Many of you have your own Kenny, too. A cat who means the world to you. Now imagine that through carelessness or accident or a small child, a door to the home or yard where you live is left open and your cat gets out and somehow ends up in the shelter. Now imagine that you get home from work and immediately go to the shelter to look for him, only to find out that she or he has been adopted to someone else and you can never get him back. In fact, you will never be allowed to see him again. Why? Because the law in the state where you live has been changed to allow shelters to adopt them out right away, with no redemption period whatsoever to allow you the time to notice your animal is missing, and to go to the shelter to get him safely back home.

Think about it, before you are even afforded the opportunity to realize that your cat is missing, indeed before you even got home from work that day, your cat is no longer yours. That is what Maddie’s Fund, HSUS, the ASPCA, shelters across California, and even some rescue groups are proposing in this state. That is what Maddie’s Shelter Medicine Program is proposing for a Florida community. That is what Dr. Kate Hurley of the UC Davis Shelter Medicine Program is advocating. And other shelters are picking up the call to deny you the right to reclaim your animal from the local shelter, as well.

That this is an obvious threat to the deep and meaningful relationship between people and their cats must be pointed out to groups which have grown astronomically wealthy trumpeting the value of the “human-animal bond” adds another layer of absurdity to the already bewildering necessity of this discussion. Yet here we are.
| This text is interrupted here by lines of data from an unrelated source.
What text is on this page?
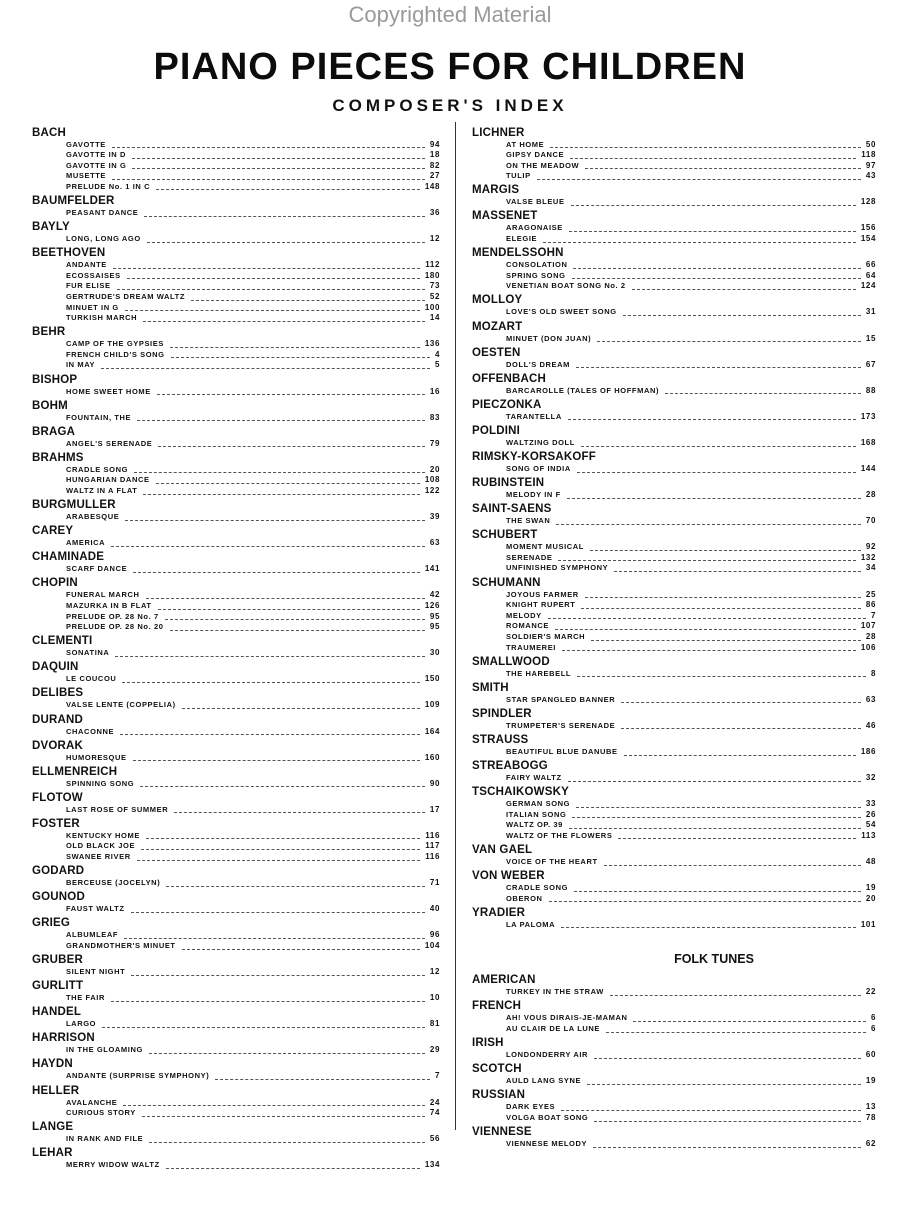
Copyrighted Material
PIANO PIECES FOR CHILDREN
COMPOSER'S INDEX
BACH
GAVOTTE	94
GAVOTTE IN D	18
GAVOTTE IN G	82
MUSETTE	27
PRELUDE No. 1 IN C	148
BAUMFELDER
PEASANT DANCE	36
BAYLY
LONG, LONG AGO	12
BEETHOVEN
ANDANTE	112
ECOSSAISES	180
FUR ELISE	73
GERTRUDE'S DREAM WALTZ	52
MINUET IN G	100
TURKISH MARCH	14
BEHR
CAMP OF THE GYPSIES	136
FRENCH CHILD'S SONG	4
IN MAY	5
BISHOP
HOME SWEET HOME	16
BOHM
FOUNTAIN, THE	83
BRAGA
ANGEL'S SERENADE	79
BRAHMS
CRADLE SONG	20
HUNGARIAN DANCE	108
WALTZ IN A FLAT	122
BURGMULLER
ARABESQUE	39
CAREY
AMERICA	63
CHAMINADE
SCARF DANCE	141
CHOPIN
FUNERAL MARCH	42
MAZURKA IN B FLAT	126
PRELUDE OP. 28 No. 7	95
PRELUDE OP. 28 No. 20	95
CLEMENTI
SONATINA	30
DAQUIN
LE COUCOU	150
DELIBES
VALSE LENTE (COPPELIA)	109
DURAND
CHACONNE	164
DVORAK
HUMORESQUE	160
ELLMENREICH
SPINNING SONG	90
FLOTOW
LAST ROSE OF SUMMER	17
FOSTER
KENTUCKY HOME	116
OLD BLACK JOE	117
SWANEE RIVER	116
GODARD
BERCEUSE (JOCELYN)	71
GOUNOD
FAUST WALTZ	40
GRIEG
ALBUMLEAF	96
GRANDMOTHER'S MINUET	104
GRUBER
SILENT NIGHT	12
GURLITT
THE FAIR	10
HANDEL
LARGO	81
HARRISON
IN THE GLOAMING	29
HAYDN
ANDANTE (SURPRISE SYMPHONY)	7
HELLER
AVALANCHE	24
CURIOUS STORY	74
LANGE
IN RANK AND FILE	56
LEHAR
MERRY WIDOW WALTZ	134
LICHNER
AT HOME	50
GIPSY DANCE	118
ON THE MEADOW	97
TULIP	43
MARGIS
VALSE BLEUE	128
MASSENET
ARAGONAISE	156
ELEGIE	154
MENDELSSOHN
CONSOLATION	66
SPRING SONG	64
VENETIAN BOAT SONG No. 2	124
MOLLOY
LOVE'S OLD SWEET SONG	31
MOZART
MINUET (DON JUAN)	15
OESTEN
DOLL'S DREAM	67
OFFENBACH
BARCAROLLE (TALES OF HOFFMAN)	88
PIECZONKA
TARANTELLA	173
POLDINI
WALTZING DOLL	168
RIMSKY-KORSAKOFF
SONG OF INDIA	144
RUBINSTEIN
MELODY IN F	28
SAINT-SAENS
THE SWAN	70
SCHUBERT
MOMENT MUSICAL	92
SERENADE	132
UNFINISHED SYMPHONY	34
SCHUMANN
JOYOUS FARMER	25
KNIGHT RUPERT	86
MELODY	7
ROMANCE	107
SOLDIER'S MARCH	28
TRAUMEREI	106
SMALLWOOD
THE HAREBELL	8
SMITH
STAR SPANGLED BANNER	63
SPINDLER
TRUMPETER'S SERENADE	46
STRAUSS
BEAUTIFUL BLUE DANUBE	186
STREABOGG
FAIRY WALTZ	32
TSCHAIKOWSKY
GERMAN SONG	33
ITALIAN SONG	26
WALTZ OP. 39	54
WALTZ OF THE FLOWERS	113
VAN GAEL
VOICE OF THE HEART	48
VON WEBER
CRADLE SONG	19
OBERON	20
YRADIER
LA PALOMA	101
FOLK TUNES
AMERICAN
TURKEY IN THE STRAW	22
FRENCH
AH! VOUS DIRAIS-JE-MAMAN	6
AU CLAIR DE LA LUNE	6
IRISH
LONDONDERRY AIR	60
SCOTCH
AULD LANG SYNE	19
RUSSIAN
DARK EYES	13
VOLGA BOAT SONG	78
VIENNESE
VIENNESE MELODY	62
David Duffield started Maddie’s Fund as a way to honor the love and companionship of his little dog, Maddie. If you asked the head of the other organizations, they would also offer similar stories about their own animal companions. We all have our Maddie’s. Animals who mean the world to us. Animals who help us through difficult or challenging times. Animals who teach us the meaning of unconditional love and who’s passing will leave us with an empty hole we can never fill. But to them, our relationships with our animals don’t matter; only theirs do.

HSUS, Maddie’s Fund, the ASPCA, UC Davis, the Maddie’s Shelter Medicine Program, and other cat “protection” groups and cat “advocates” believe your love and your relationship with your cat are meaningless and are not worth even a single day to find him/her if she gets lost. It is obscene, tragic, and wrong.